The IRS will treat a recontribution of a coronavirus-related distribution made within three years as a direct rollover in a trustee-to-trustee transfer, which eliminates any taxes due, he said. You can make the recontributions in one or more payments over the three-year period.
Meanwhile, if you’ve already been taxed on all or part of a coronavirus-related distribution, you can file an amended return to get a refund, he said.
Take this example from McGovern: Jocelyn took a $15,000 distribution from her IRA in March 2020. She elects to include the entire $15,000 in her gross income for 2020 and pays the taxes due on it. In April 2022, Jocelyn recontributes the $15,000 to her IRA. She’ll need to file an amended income tax return for 2020 to report the recontribution and claim a refund of the taxes paid on the $15,000.
“If you are not eligible for CARES Act coronavirus-related distributions as described above, you may still be able to tap your 401(k) plan in two other ways,” McGovern said. “First, hardship distributions are often available from 401(k) plans to meet an `immediate and heavy financial need.’ Check with your plan administrator about this.”

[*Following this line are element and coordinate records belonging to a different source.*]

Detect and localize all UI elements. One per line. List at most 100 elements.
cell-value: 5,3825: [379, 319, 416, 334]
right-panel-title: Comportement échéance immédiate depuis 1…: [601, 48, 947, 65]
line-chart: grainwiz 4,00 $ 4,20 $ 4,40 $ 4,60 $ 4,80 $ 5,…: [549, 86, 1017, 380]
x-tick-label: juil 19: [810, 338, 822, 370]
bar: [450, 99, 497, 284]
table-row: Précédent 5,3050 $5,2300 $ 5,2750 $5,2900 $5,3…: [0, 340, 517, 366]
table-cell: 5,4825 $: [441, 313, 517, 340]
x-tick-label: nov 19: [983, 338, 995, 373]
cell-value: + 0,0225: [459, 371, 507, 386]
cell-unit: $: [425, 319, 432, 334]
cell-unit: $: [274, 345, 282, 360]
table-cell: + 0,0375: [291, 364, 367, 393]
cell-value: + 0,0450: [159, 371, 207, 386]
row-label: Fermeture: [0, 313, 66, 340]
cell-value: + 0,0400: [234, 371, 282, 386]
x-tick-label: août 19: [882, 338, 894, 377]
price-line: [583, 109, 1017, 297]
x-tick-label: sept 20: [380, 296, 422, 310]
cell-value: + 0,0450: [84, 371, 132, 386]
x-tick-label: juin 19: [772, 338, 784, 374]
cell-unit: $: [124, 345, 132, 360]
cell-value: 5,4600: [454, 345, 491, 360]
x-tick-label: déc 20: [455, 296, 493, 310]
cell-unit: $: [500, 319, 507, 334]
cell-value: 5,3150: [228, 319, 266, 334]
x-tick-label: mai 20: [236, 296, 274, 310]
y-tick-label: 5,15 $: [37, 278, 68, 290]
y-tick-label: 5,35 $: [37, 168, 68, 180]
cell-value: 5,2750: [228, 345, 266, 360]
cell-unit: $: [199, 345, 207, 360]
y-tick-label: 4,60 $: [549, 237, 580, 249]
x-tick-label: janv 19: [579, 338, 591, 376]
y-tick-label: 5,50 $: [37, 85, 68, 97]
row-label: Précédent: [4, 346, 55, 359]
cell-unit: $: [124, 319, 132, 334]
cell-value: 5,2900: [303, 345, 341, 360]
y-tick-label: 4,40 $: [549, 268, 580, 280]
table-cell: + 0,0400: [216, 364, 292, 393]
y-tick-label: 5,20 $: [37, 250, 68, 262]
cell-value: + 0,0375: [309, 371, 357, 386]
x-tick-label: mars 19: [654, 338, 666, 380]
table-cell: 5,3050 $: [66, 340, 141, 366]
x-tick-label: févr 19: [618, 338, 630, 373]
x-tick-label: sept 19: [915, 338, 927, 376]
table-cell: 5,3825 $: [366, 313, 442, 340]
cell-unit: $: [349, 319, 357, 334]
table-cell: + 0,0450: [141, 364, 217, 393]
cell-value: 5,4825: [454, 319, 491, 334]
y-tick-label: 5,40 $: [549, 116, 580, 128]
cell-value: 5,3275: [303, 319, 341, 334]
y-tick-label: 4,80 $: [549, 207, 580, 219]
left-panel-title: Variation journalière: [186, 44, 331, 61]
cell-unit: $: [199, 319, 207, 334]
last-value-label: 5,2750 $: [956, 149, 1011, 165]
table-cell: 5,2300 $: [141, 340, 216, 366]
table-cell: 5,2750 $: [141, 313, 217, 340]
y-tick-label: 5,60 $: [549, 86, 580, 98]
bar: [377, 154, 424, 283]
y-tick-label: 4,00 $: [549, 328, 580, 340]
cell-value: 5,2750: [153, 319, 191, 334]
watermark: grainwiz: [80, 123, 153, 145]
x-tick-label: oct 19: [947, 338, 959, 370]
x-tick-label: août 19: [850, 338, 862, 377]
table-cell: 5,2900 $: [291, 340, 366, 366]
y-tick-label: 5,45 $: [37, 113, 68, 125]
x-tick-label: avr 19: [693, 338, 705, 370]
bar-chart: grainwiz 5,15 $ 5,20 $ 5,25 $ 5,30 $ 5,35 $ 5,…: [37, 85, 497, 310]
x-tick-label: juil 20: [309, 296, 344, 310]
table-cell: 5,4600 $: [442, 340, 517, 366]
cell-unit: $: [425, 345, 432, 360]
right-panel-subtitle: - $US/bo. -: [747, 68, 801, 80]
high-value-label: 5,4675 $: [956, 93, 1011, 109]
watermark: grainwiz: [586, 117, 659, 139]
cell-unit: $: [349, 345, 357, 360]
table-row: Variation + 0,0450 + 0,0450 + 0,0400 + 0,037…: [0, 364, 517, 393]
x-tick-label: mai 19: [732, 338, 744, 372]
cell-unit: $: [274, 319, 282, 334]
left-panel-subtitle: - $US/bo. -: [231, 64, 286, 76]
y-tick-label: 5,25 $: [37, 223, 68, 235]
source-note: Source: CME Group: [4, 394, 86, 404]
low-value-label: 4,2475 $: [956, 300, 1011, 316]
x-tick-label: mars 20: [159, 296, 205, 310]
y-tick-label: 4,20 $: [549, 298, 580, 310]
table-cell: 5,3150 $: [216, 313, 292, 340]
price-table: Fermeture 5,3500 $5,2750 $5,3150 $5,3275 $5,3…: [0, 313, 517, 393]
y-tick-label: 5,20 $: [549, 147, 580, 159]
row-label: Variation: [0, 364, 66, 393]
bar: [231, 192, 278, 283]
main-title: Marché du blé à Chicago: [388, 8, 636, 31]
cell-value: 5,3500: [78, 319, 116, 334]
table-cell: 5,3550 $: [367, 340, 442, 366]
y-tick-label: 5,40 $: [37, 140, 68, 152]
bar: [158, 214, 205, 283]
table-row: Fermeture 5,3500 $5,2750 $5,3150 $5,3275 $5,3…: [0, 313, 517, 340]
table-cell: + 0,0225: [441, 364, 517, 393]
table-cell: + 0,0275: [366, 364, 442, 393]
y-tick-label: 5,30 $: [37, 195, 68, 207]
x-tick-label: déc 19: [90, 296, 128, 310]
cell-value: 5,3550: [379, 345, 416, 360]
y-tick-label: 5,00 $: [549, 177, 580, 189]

Second, your 401(k) plan may permit you to borrow from the plan, McGovern said. Loan amounts are limited to 50% of your vested account balance up to a maximum of $50,000, and generally must be repaid within five years. Loan repayments must be made at least quarterly, and in substantially level payments, he said.
Finally, McGovern offers a note of caution.
“Retirement funds are best left untouched if you have any other potential source of funds that could be used instead,” McGovern said. “For any period of time that you take money out of a retirement account, even if you eventually pay it back, you lose the tax-deferred growth that the money would otherwise generate, and that can greatly reduce the amount you accumulate in the end.”
For example, taking out $100,000 from a retirement account for three years that would otherwise grow at 5 percent per year would mean permanently forfeiting $15,763 in growth, even if you pay back the $100,000 three years later, McGovern said.
“Moreover, if that same $15,763 had remained invested for 30 more years at 5 percent, it would have grown to $68,125,” he said. “So the cost of taking out $100,000 today can ultimately be as high as $68,000 or more forgone when you retire.”